Recriminación de Daniel por el fin del octeto: “La única persona que le dijo a mi viejo algo espantoso fui yo: ‘Estás dando un paso atrás’. Esas cinco palabras significaron más de 10 años de silencio entre los dos”. (Se escucha una versión inédita de “La muerte del Ángel”. “¡Ahora!”, grita Astor arengando a sus músicos. Ese sonido es sublime).

¿Megalomanía?

Dicen que los genios de las artes universales se terminan de constituir por dos eventos: o por un fantasma torturador interior, o por la megalomanía. Van Gogh o Nietzsche, la locura; Poe o Jackson Pollock, el alcoholismo; Charlie Parker, la heroína; Borges, la ceguera. ¿Podría ubicarse Piazzolla en el segundo grupo, con los delirios de grandeza como su motor mental? Otra de las pistas que desliza el documental. El bandoneón y la música aparecen como su vaso comunicante con la idea de trascendencia histórica.

Dice Astor: “Este nuevo tango es totalmente distinto a lo que fue hasta hoy. Hay un cambio armónico, rítmico, es mucho más excitante”. “En el año ‘54 yo era un volcán, un tanque, eso era una revolución”, se autoelogia. El poeta Jacobo Fijman le pregunta a Piazzolla si amaba a Johann Sebastian Bach. “Sí, claro”, le responde.

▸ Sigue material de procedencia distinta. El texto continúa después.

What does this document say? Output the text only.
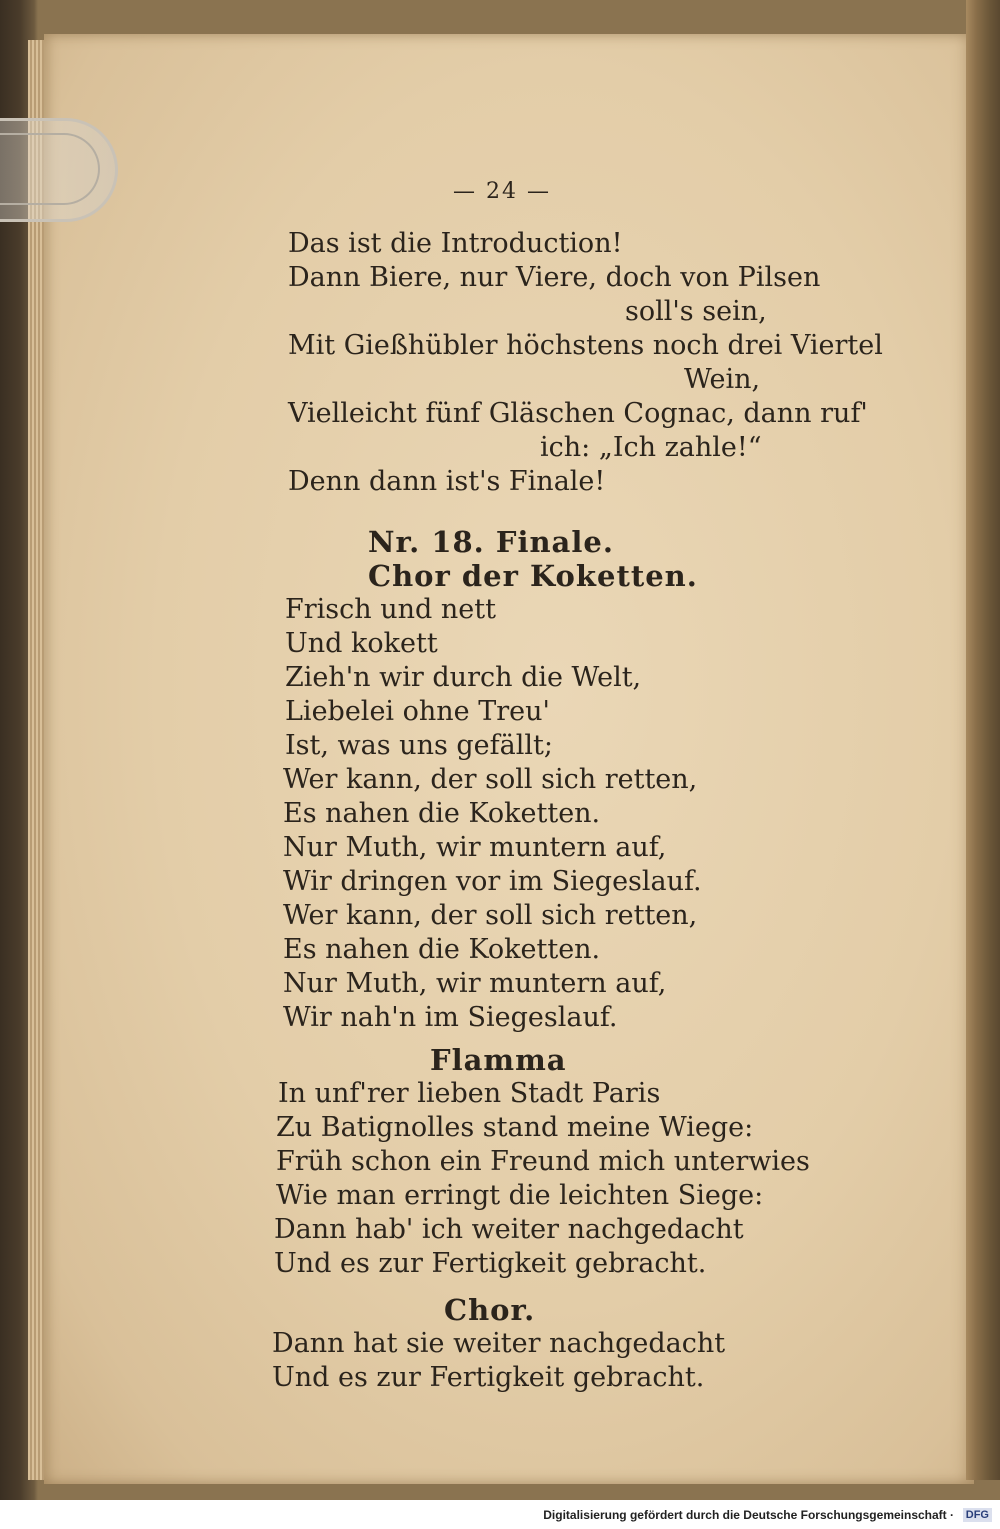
— 24 —
Das ist die Introduction!
Dann Biere, nur Viere, doch von Pilsen
soll's sein,
Mit Gießhübler höchstens noch drei Viertel
Wein,
Vielleicht fünf Gläschen Cognac, dann ruf'
ich: „Ich zahle!“
Denn dann ist's Finale!
Nr. 18. Finale.
Chor der Koketten.
Frisch und nett
Und kokett
Zieh'n wir durch die Welt,
Liebelei ohne Treu'
Ist, was uns gefällt;
Wer kann, der soll sich retten,
Es nahen die Koketten.
Nur Muth, wir muntern auf,
Wir dringen vor im Siegeslauf.
Wer kann, der soll sich retten,
Es nahen die Koketten.
Nur Muth, wir muntern auf,
Wir nah'n im Siegeslauf.
Flamma
In unf'rer lieben Stadt Paris
Zu Batignolles stand meine Wiege:
Früh schon ein Freund mich unterwies
Wie man erringt die leichten Siege:
Dann hab' ich weiter nachgedacht
Und es zur Fertigkeit gebracht.
Chor.
Dann hat sie weiter nachgedacht
Und es zur Fertigkeit gebracht.
Digitalisierung gefördert durch die Deutsche Forschungsgemeinschaft · DFG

Fijman agrega: “Aquel que ama a Bach, ama la muerte”. La conversación revela eso: Muerte y Dios (o el Diablo), trascendencia y eternidad.

¿Megalómano?, antiarquetípico, volcánico, tiburónico: así de esdrújulo fue el mito piazzoleano, y Rosenfeld lo desnuda, lo deja ante el espejo de agua de Narciso, lo hace carne y cuerpo. Acaso también lo completa: un mito —como dispositivo sociológico— se constituye, finalmente, cuando hacen carnadura en él las complejidades y contradicciones humanas.